Last spring, the group partnered with rangeland stakeholders, the American Society for the Prevention of Cruelty to Animals, the Humane Society of the United States, and the Humane Society Legislative Fund to introduce the proposal to Congress.

In May, the House Appropriations Committee approved $6 million for fertility-control methods alongside targeted removals.

“We are pleased that Congress has listened to the public and is investing in key steps that the BLM must take in order to break the costly decades-long cycle of rounding up and warehousing wild horses and burros,” DeMayo said. “We supported this proposal because it ensures the protection of wild horses and burros from lethal management tools and redirects the agency’s program toward humane, on-the-range management with a focus on fertility control and increasing public-private partnerships, including range and herd monitoring.”

But advocates like Deniz Bolbol, vice president of the Pine Nut Wild Horse Advocates, argue the initiative is not a compromise, rather a “disaster plan” that “sells out” the horses because it still keeps roundups on the table.

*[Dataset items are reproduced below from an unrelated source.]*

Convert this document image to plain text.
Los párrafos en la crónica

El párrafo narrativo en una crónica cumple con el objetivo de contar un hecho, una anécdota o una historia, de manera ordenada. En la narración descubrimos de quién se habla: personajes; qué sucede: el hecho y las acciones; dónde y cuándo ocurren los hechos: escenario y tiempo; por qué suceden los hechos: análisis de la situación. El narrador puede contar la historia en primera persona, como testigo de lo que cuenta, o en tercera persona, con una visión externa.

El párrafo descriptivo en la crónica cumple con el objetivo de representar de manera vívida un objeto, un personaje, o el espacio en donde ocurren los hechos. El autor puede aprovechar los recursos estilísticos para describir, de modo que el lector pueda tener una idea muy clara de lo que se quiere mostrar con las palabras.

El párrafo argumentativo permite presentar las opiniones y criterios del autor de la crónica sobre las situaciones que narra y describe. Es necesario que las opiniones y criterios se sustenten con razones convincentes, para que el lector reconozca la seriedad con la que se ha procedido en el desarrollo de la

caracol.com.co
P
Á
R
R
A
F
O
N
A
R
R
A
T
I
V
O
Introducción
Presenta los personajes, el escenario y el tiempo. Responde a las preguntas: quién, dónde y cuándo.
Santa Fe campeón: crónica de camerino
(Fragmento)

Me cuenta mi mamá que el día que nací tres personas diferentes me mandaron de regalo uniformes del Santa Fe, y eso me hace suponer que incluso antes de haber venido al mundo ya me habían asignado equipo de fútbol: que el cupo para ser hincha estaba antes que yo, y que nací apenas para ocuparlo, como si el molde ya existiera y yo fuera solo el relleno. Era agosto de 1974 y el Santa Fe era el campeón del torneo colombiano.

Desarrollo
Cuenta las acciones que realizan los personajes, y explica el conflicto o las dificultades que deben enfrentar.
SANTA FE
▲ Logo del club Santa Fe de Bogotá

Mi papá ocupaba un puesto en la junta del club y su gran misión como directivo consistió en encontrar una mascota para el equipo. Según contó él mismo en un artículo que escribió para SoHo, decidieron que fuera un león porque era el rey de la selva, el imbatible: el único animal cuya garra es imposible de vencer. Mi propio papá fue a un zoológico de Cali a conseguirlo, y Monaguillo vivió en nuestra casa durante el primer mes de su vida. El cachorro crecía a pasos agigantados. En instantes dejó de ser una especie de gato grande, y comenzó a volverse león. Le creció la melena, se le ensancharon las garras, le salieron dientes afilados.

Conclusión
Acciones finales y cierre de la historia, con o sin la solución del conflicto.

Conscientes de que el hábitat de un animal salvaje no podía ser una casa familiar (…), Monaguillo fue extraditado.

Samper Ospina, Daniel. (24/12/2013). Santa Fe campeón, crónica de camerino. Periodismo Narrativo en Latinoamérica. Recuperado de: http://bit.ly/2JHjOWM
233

Bolbol argues that roundups, no matter how they’re implemented, are cruel and increasing the number of horses in captivity makes them more vulnerable to slaughter. She added that the BLM greatly exaggerates the wild horse population figures, rigging management level numbers against the horses, leaving out how cattle ranchers are also contributing to degrading public lands.

She supports solutions that focus on fertility control, and work together with ranchers to share the land with the horses.

“Until members of Congress listen to locals who actually live with these horses, we’ll never get a solution,” she said.

Return to Freedom spokesman Cory Golden said that while they ultimately would like to end roundups altogether, it can’t happen overnight.

“From our point of view, the goal was to protect the lives of the horses in holding while shifting the BLM’s program away from roundups to on-range, minimally invasive management using safe, proven and humane fertility control,” he said. “Congress’ support gives an unprecedented chance to take a first step in a more humane and sustainable direction.”